Good stuff, although I admit I was hoping when I saw the announcement of a press conference that they might have a few probable candidates for transit events around new stars.
There is a mistake in the Nature article. The Kepler Mission is actually doing very well and is producing planet discoveries that will be announced early next year. Data from 3 of the 84 channels that have more noise than the others will be corrected or the data flagged to avoid being mixed in with the low noise data prior to the time an Earth twin could be discovered.
Kepler has problems with its CCD signal amplifiers!http://www.nature.com/news/2009/091030/full/news.2009.1051.html?s=news_rss
Don't they have a review before launch? Shouldn't someone of said, "Hey, we have a known issue that might affect the mission, perhaps we should make sure everything is in working order before we send it off."
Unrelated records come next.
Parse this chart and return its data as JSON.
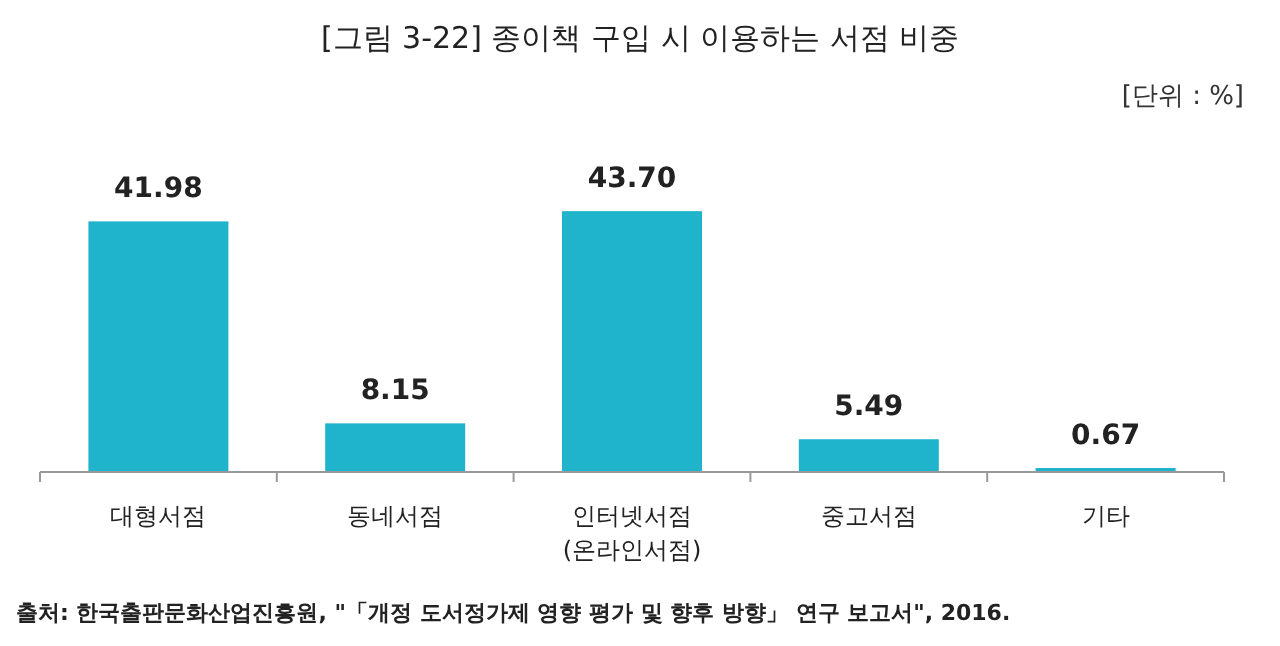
{
  "chart_data": {
    "type": "bar",
    "title": "[그림 3-22] 종이책 구입 시 이용하는 서점 비중",
    "subtitle": "[단위 : %]",
    "categories": [
      "대형서점",
      "동네서점",
      "인터넷서점\n(온라인서점)",
      "중고서점",
      "기타"
    ],
    "values": [
      41.98,
      8.15,
      43.7,
      5.49,
      0.67
    ],
    "color": "#1fb4cc",
    "data_labels": true,
    "value_labels": [
      "41.98",
      "8.15",
      "43.70",
      "5.49",
      "0.67"
    ],
    "annotations": [
      "출처: 한국출판문화산업진흥원, \"「개정 도서정가제 영향 평가 및 향후 방향」 연구 보고서\", 2016."
    ]
  }
}
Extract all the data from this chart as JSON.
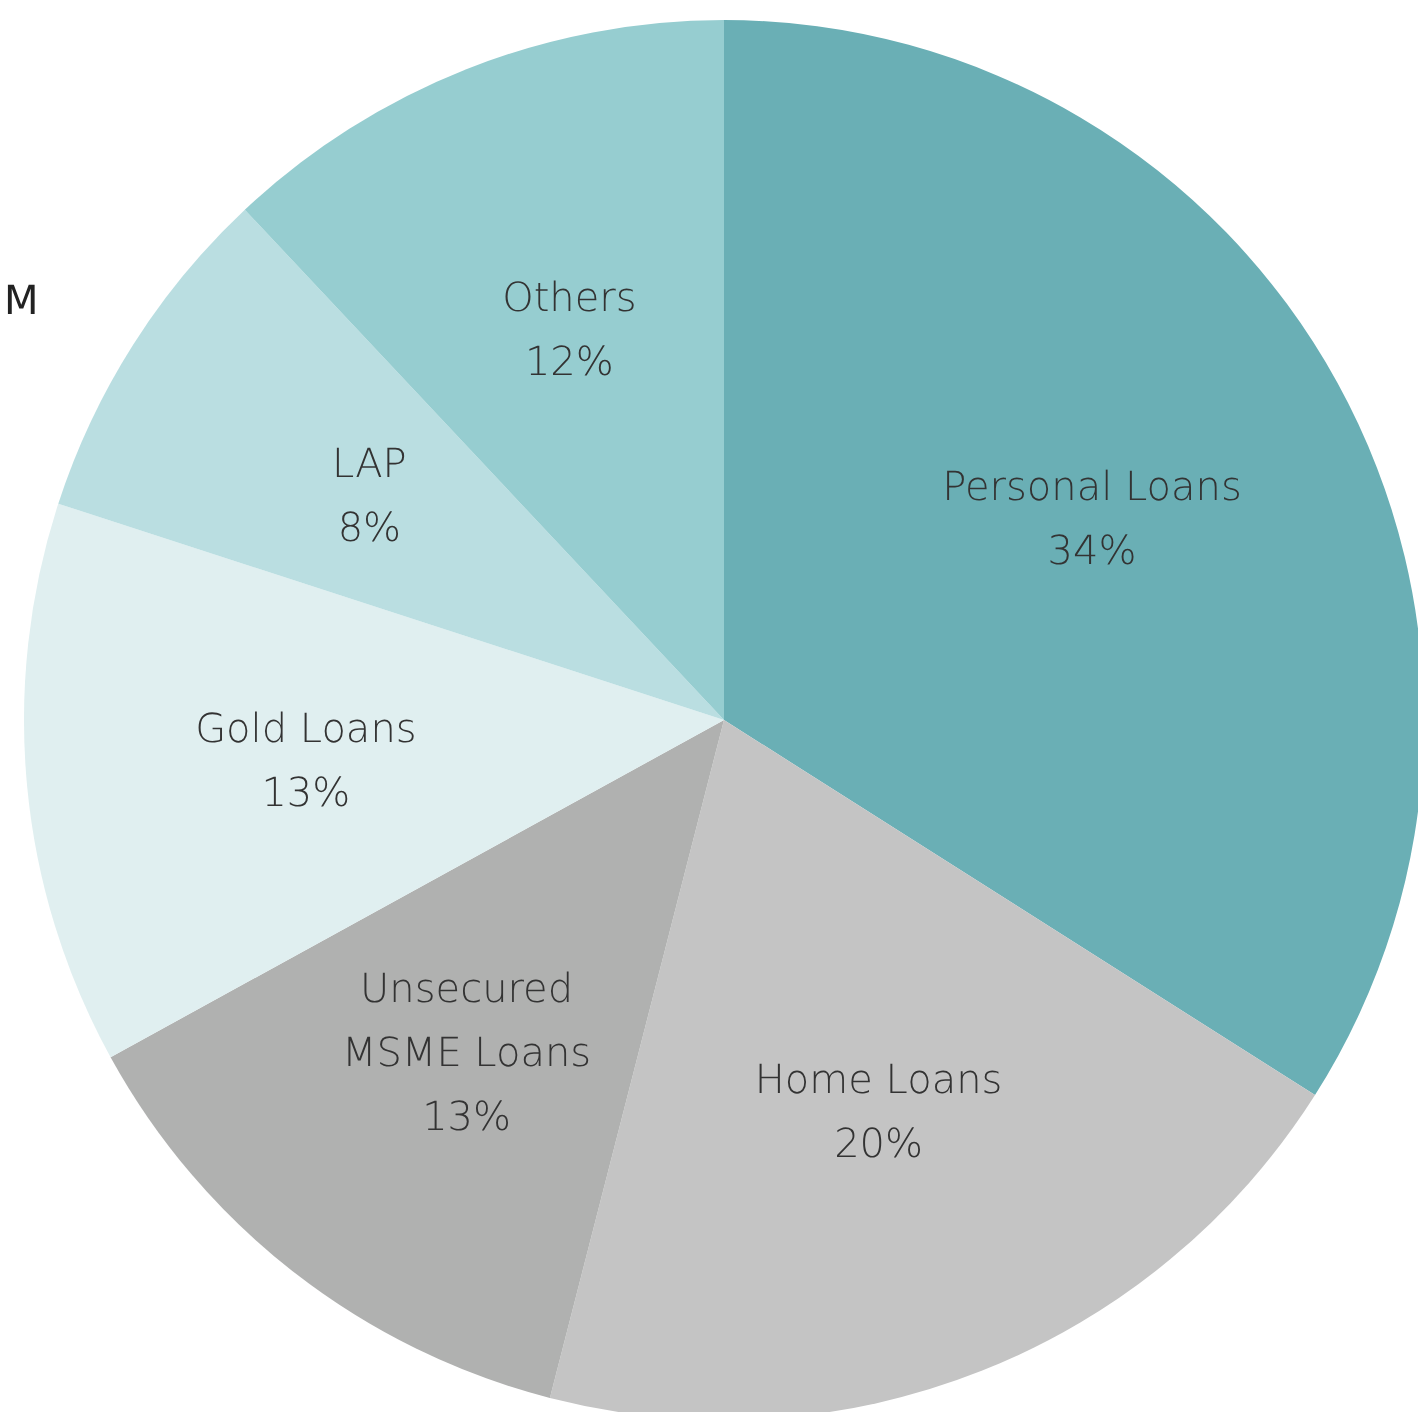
{
  "chart_data": {
    "type": "pie",
    "categories": [
      "Personal Loans",
      "Home Loans",
      "Unsecured\nMSME Loans",
      "Gold Loans",
      "LAP",
      "Others"
    ],
    "values": [
      34,
      20,
      13,
      13,
      8,
      12
    ],
    "colors": [
      "#6aafb5",
      "#c4c4c4",
      "#b0b1b0",
      "#e0eff0",
      "#badee1",
      "#96cdd0"
    ],
    "value_labels": [
      "34%",
      "20%",
      "13%",
      "13%",
      "8%",
      "12%"
    ],
    "annotations": [
      "M"
    ]
  }
}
This is a really exciting and important mission and I'm bummed that there's a problem that could of been handled here even if it meant a delay.
Random noise is present in all measurements and cannot be calibrated out. Therefore, strict requirements were placed on the design of Kepler’s spacecraft systems to limit random noise to a low level. Measurements taken in space confirm that Kepler meets its random noise requirements.Systematic noise results from the imperfect nature of any measuring device. It represents the instrument’s “finger print” placed upon the measurement, and must be calibrated out of the data in post-processing on the ground. Because systematic noise depends on the specific characteristics of the instrument, the best calibration requires that the noise sources be characterized and modeled based on measurements made in space.
The tiny brightness dips from a transiting Earth-size planet could be lost amid these fluctuations. But since the problem affects only a few of the 84 channels, it is not expected to hide all Earth-size planets, Borucki says."People have found a pimple here and they are trying to make it into a mountain," he told New Scientist. "A lot of the planets will show up regardless."
Don't they have a review before launch?
Shouldn't someone of said, "Hey, we have a known issue that might affect the mission, perhaps we should make sure everything is in working order before we send it off." If that conversation actually happened and someone signed a wavier and said, "Just fly the dang thing". This is the time they should be held accountable.
I'm not sure whether to believe any of this reporting or not. Three years to write post-processing software? Noisy amplifiers are not exactly a new problem -- this is prior art.
The article says that the new software will be ready in 2010. (We're two months away from 2010).
A hypothetical earth-like object really needs three transits to confirm, so an exact earth twin would take three years to confirm with the Kepler system.
Quote from: jimvela on 11/06/2009 02:46 pmThe article says that the new software will be ready in 2010. (We're two months away from 2010).I admit I miscounted (2 versus 3), but SA said that the "rigourous testing" of the post-processing software would take until 2011, which strained credibility. It's not like poor post-processing software on the ground will make Kepler explode
Jim, did you have a chance to read the Nature article before it was edited?
QuoteA hypothetical earth-like object really needs three transits to confirm, so an exact earth twin would take three years to confirm with the Kepler system.I know that... You know that... But whoever wrote the Nature article didn't seem to know that; honestly, it was the sort of reporting I might expect from a tabloid.
My understanding is that it actually is FSW that is being updated- it is well worth testing thoroughly.
If someone wanted to fairly criticize the Kepler mission, the deletion of the gimballed HGA and the size of the propellant tank would be two of the most significant limitations of the Kepler mission, IMHO- even more so than the noise issue.